Après m’être posé des questions,
Voici comment je passe à l’action.
Passer de la réflexion à l’engagement
Après m’être posé des questions,
Voici comment je passe à l’action.
À un moment, je choisis,
Pas parce que j’ai tout compris, pas parce que j’ai tout comparé.
Le détail qui déclenche le choix
Il y a simplement un détail qui accroche :
- une phrase,
- une image,
- un enchaînement de lieux qui fait sens,
- quelque chose qui me donne envie d’y être.

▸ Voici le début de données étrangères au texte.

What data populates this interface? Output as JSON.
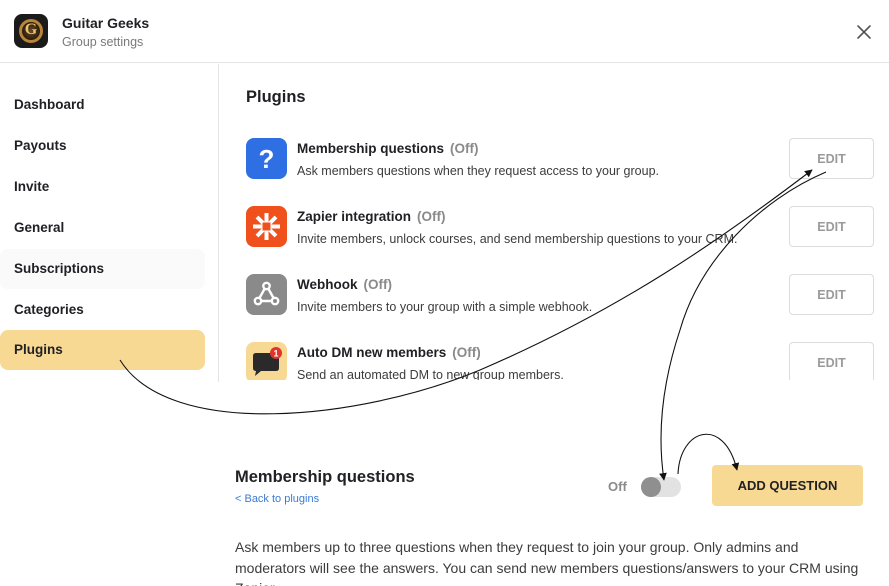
{
  "header": {
    "group_name": "Guitar Geeks",
    "subtitle": "Group settings",
    "logo_letter": "G",
    "close_icon": "close-icon"
  },
  "sidebar": {
    "items": [
      {
        "label": "Dashboard",
        "active": false
      },
      {
        "label": "Payouts",
        "active": false
      },
      {
        "label": "Invite",
        "active": false
      },
      {
        "label": "General",
        "active": false
      },
      {
        "label": "Subscriptions",
        "active": false
      },
      {
        "label": "Categories",
        "active": false
      },
      {
        "label": "Plugins",
        "active": true
      }
    ]
  },
  "plugins": {
    "title": "Plugins",
    "edit_label": "EDIT",
    "items": [
      {
        "name": "Membership questions",
        "status": "(Off)",
        "description": "Ask members questions when they request access to your group.",
        "icon": "question-mark-icon",
        "icon_color": "#2f6fe4"
      },
      {
        "name": "Zapier integration",
        "status": "(Off)",
        "description": "Invite members, unlock courses, and send membership questions to your CRM.",
        "icon": "zapier-icon",
        "icon_color": "#f0501c"
      },
      {
        "name": "Webhook",
        "status": "(Off)",
        "description": "Invite members to your group with a simple webhook.",
        "icon": "webhook-icon",
        "icon_color": "#8a8a8a"
      },
      {
        "name": "Auto DM new members",
        "status": "(Off)",
        "description": "Send an automated DM to new group members.",
        "icon": "chat-bubble-icon",
        "icon_color": "#f8d993",
        "badge": "1"
      }
    ]
  },
  "membership_questions": {
    "title": "Membership questions",
    "back_link": "< Back to plugins",
    "toggle_label": "Off",
    "toggle_on": false,
    "add_button": "ADD QUESTION",
    "description": "Ask members up to three questions when they request to join your group. Only admins and moderators will see the answers. You can send new members questions/answers to your CRM using Zapier."
  },
  "colors": {
    "accent": "#f8d993",
    "link": "#3a7bd5",
    "muted": "#8a8a8a"
  }
}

C’est souvent discret, rien de spectaculaire, mais suffisant pour que je me dise : oui, c’est celui-là.
S’engager en percevant le soin apporté
Je m’engage, pas au hasard, mais parce que je perçois le soin derrière le tracé, le travail de terrain, les regards croisés d’acteurs locaux, et ces fondamentaux vérifiés, un peu comme sur un GR, mais avec une attention particulière aux détails qui font la différence.
Une confiance fondée sur une démarche collective
Je suis rassuré lorsqu’ils sont qualifiés de Parcours Dignes d’Intérêt, pas parce qu’ils seraient parfaits, mais parce qu’ils reposent sur une démarche collaborative : chaque point de vue compte,
- la fiabilité du tracé,
- la cohérence des informations,
- la possibilité de s’écarter du sentier sans se perdre.
Se distinguer des logiques de volume
Ils se distinguent de ces plateformes à effet de volume.
Où tout se ressemble, mais où rien n’est vraiment assumé
Se lancer sans tout maîtriser
Je ne dis pas que c’est la seule façon de faire, je dis simplement que, quand je vois ce niveau de soin,
Je peux me lancer plus sereinement, et laisser le reste venir.
Laisser une place à l’inattendu
Si tout était annoncé à l’avance, s’il n’y avait plus rien à découvrir, la randonnée perdrait une partie de sa magie.
Ce que j’espère, sans toujours le formuler, c’est d’être surpris en chemin :
- par un point de vue,
- une ambiance,
- une histoire que je n’avais pas vue venir.
Une expérience qui dépasse la trace
La trace m’aide à avancer, mais l’expérience se construit autrement :
- dans ce qui échappe,
- dans ce qui se partage,
- dans ce qui reste, une fois rentré.
Le vrai choix, finalement, ce n’est pas de suivre un parcours.
C’est accepter ce qui n’était pas prévu
Et c’est aussi pour ça que je reviens, pour retrouver cette part d’inattendu, et peut-être la transmettre à mon tour.
Le vrai choix, finalement, ce n’est pas de suivre un parcours.
C’est d’accepter qu’il se passe autre chose que ce qui était prévu.